Absent were the $400 renters’ rebate and $10-a-day child care promised in the New Democrats’ election platform, which Green Party Leader Andrew Weaver said he was thrilled to see.
Liberal finance critic Shirley Bond said it showed the government placed its alliance ahead of its campaign commitments.
“We believe campaigns and promises do matter. When voters go to the polls they are casting ballots in good faith, believing that their government will keep those promises. It’s disappointing to see the NDP breaking important promises they made to B.C. families in order to keep their coalition alive,” Bond said in an email.
Weaver told reporters campaign promises are inconsequential, now that the NDP-Green pact is in place. But on Wednesday, Horgan said compromise doesn’t mean Weaver has a veto on government decisions.
“There will be issues the Greens and New Democrat government will disagree on. There is nothing in the supply agreement that speaks specifically to the renters rebate or to child care, except that we both agreed we need universal child care in British Columbia. So we’re working with the Greens and extending our consultation back to the stakeholders,” Horgan said.
Structurally, discussions and negotiations happen at multiple levels. In addition to the committee, there’s a secretariat headed by executive director Donna Sandford. Furstenau likened the secretariat to a marriage counsellor.
“Donna is there to ensure that communication and the relationship remains a healthy one.
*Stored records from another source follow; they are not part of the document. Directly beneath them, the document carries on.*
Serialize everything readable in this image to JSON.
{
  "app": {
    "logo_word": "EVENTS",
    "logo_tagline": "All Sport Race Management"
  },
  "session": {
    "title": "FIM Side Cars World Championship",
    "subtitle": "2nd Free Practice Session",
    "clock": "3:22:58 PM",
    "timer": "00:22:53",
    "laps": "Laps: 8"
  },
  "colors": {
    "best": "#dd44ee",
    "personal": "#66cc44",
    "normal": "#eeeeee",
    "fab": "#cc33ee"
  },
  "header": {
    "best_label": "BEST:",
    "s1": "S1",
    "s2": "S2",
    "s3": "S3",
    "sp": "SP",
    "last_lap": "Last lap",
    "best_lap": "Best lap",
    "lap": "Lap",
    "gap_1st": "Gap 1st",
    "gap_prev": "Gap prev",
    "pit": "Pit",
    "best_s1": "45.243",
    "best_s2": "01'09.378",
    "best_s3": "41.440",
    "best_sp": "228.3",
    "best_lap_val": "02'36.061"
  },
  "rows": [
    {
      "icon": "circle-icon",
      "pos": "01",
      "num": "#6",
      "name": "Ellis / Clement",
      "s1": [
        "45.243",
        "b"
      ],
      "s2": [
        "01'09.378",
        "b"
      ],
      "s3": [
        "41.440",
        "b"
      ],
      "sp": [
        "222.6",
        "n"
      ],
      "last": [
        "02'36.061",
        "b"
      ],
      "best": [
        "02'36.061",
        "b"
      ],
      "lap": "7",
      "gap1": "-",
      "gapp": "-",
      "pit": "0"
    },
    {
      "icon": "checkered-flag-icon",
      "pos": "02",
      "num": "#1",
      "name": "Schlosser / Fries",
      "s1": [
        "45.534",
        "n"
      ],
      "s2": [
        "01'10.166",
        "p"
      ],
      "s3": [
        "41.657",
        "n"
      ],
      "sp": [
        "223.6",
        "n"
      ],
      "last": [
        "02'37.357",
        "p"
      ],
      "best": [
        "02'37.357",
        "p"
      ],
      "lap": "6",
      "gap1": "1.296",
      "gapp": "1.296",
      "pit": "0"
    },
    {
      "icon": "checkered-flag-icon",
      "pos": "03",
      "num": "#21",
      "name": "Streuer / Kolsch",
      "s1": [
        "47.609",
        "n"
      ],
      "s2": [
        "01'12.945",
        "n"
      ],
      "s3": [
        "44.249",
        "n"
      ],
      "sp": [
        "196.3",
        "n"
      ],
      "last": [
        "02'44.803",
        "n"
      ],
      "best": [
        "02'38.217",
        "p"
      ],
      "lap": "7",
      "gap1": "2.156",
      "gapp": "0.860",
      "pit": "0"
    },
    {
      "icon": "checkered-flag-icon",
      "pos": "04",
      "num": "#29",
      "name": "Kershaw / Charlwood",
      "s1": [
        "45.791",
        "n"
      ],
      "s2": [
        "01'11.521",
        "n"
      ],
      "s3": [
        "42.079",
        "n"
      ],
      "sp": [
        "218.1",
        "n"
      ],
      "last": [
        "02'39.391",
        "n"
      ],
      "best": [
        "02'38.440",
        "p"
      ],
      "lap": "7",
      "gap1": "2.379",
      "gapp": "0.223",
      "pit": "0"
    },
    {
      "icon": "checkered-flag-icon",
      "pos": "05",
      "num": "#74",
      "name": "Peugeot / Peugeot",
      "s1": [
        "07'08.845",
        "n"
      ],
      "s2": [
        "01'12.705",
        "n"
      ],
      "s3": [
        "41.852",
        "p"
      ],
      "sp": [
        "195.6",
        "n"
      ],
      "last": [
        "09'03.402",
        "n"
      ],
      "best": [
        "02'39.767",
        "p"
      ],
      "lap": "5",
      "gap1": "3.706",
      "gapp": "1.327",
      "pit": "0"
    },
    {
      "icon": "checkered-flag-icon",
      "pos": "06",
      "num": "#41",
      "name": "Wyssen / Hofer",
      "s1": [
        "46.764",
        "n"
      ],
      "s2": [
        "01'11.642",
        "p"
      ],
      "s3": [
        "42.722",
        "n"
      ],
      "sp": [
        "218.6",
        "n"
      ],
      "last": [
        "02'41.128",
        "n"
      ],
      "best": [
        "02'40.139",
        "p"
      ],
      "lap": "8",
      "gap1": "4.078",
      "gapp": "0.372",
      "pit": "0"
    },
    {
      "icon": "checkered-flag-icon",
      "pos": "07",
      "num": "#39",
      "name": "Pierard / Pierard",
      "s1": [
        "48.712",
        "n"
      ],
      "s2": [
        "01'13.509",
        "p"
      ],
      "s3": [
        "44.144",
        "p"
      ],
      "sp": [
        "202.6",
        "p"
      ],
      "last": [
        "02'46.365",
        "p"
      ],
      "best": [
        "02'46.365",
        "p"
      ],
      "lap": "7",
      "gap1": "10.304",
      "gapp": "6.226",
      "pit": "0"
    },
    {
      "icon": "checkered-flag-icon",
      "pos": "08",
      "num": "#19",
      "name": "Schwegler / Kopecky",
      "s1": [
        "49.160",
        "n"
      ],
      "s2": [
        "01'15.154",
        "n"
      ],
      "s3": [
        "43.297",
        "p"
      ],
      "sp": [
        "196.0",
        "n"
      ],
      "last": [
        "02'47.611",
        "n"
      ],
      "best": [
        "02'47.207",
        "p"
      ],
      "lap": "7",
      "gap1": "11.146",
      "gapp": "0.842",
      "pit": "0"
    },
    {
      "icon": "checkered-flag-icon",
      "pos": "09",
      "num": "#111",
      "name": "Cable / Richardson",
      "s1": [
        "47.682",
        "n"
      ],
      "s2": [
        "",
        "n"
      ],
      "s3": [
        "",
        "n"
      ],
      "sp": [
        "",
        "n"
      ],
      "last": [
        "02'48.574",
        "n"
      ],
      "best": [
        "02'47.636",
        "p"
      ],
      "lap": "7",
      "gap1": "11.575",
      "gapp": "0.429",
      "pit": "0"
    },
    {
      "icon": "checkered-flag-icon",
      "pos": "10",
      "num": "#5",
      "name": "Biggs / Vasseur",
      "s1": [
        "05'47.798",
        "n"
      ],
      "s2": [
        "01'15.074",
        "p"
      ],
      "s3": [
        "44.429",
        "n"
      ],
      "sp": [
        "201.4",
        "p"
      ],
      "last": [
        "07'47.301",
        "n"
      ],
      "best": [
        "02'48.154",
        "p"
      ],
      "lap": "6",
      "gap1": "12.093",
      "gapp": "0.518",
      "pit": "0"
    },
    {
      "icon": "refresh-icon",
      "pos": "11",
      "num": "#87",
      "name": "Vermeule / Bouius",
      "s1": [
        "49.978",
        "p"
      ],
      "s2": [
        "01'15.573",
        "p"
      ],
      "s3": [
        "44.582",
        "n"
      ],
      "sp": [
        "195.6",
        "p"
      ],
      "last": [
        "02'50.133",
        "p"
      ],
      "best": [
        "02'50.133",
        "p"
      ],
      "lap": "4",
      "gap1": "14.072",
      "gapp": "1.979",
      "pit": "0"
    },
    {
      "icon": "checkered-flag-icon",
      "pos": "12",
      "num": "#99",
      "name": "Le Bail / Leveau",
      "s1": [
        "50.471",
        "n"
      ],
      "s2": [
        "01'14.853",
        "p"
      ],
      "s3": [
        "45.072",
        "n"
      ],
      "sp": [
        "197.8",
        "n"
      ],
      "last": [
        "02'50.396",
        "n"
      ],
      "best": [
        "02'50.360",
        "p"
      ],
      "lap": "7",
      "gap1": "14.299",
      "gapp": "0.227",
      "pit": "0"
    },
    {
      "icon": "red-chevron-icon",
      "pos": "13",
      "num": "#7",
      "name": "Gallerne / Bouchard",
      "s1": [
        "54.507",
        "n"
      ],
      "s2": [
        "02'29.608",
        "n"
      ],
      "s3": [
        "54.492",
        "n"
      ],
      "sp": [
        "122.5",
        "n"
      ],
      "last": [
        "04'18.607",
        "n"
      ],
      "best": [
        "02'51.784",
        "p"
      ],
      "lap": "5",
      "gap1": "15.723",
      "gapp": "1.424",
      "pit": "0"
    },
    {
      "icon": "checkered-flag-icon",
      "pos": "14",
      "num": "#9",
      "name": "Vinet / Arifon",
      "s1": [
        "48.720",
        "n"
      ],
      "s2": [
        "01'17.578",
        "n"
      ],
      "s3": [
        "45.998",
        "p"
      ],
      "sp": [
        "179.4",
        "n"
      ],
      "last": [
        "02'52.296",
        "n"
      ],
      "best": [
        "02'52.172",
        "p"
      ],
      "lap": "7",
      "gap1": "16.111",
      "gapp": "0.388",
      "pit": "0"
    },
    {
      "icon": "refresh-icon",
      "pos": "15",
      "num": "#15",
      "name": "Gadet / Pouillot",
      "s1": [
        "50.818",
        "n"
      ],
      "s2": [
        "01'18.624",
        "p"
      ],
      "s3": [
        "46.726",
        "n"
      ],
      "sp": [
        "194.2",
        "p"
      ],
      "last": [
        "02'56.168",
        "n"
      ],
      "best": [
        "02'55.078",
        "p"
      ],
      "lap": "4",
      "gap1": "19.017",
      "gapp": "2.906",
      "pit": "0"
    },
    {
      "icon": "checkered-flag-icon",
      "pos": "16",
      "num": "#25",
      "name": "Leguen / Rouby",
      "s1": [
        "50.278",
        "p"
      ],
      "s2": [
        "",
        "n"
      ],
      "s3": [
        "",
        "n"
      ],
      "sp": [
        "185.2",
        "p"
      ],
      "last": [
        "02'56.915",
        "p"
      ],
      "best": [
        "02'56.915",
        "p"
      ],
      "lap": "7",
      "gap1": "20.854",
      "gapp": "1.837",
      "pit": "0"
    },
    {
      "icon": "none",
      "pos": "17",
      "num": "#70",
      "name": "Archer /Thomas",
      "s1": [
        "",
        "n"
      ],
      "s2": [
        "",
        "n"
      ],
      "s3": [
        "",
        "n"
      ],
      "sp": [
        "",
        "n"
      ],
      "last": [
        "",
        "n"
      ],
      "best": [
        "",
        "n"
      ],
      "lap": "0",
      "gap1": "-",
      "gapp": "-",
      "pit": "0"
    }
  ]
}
So when we head up against challenges or road blocks, Donna can be there to help navigate through that,” Furstenau said.
Asked for the secretariat’s budget, the Ministry of Finance said it would be released in public accounts next year.
There are also leader-to-leader meetings, staff-to-staff meetings and more.
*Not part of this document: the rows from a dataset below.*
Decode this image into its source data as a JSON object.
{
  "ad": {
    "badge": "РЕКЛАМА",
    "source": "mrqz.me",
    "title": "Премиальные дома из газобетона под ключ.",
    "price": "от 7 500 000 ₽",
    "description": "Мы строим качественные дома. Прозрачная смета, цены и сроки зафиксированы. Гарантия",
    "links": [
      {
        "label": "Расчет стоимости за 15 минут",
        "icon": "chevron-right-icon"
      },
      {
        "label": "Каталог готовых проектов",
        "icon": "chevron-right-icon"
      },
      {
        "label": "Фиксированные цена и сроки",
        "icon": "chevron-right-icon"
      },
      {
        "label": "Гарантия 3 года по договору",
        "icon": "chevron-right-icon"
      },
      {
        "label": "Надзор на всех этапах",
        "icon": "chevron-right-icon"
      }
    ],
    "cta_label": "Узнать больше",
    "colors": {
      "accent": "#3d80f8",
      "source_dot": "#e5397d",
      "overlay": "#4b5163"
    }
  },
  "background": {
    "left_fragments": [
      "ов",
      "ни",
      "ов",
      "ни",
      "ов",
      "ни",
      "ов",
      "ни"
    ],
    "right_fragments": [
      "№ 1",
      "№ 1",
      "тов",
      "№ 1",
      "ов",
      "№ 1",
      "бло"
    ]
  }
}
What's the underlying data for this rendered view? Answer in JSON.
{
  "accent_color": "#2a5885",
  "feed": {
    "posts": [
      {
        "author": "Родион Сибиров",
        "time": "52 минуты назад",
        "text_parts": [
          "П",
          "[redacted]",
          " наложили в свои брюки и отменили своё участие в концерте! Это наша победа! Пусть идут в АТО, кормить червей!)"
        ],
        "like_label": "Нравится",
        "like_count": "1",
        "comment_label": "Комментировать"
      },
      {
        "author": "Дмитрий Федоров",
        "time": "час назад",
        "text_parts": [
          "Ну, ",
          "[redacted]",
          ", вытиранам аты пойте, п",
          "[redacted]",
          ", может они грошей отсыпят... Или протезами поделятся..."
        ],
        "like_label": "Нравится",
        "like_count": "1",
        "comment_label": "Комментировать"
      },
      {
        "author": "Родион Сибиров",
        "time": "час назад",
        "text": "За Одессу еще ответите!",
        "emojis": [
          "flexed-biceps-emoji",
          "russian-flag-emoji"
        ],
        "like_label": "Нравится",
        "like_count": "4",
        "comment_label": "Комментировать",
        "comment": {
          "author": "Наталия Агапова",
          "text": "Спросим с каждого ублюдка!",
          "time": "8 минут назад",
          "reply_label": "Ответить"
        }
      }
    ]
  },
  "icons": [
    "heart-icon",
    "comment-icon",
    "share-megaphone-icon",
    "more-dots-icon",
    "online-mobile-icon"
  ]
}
While the alliance seems to be working well enough, the plot will continue to thicken as new proposed legislation comes in.
On Wednesday, Liberal MLA Andrew Wilkinson re-introduced a bill to ban union and corporate donations — one of the top priorities identified by the Greens during the campaign and a core commitment in its pact with the NDP.
The New Democrats, which promised campaign financing reform in the election, have said they’ll introduce their own similar bill soon. In the meantime, the party is hosting several highpriced fundraisers.
In a statement, Weaver said he’s happy all parties agree on the need for campaign finance reform, but said he’s looking forward to the NDP bill next week, which was designed through consultation with the Greens.
“I am also encouraged by our good-faith consultations with the government and by the attorney general’s statement … that the legislation resulting from our consultations will be tabled next week,” Weaver said.
Members of the NDP and Green Party consultation committee meet in the Oak Room at the B.C. legislature. From left: Saanich North and the Islands MLA Adam Olsen of the B.C. Green Party, Finance Minister Carole James, the premier’s chief of staff Geoff Meggs, secretariat executive director Donna Sandford, Green Party’s chief of staff Liz Lilly, Environment Minister George Heyman and Cowichan Valley MLA Sonia Furstenau of the Green Party.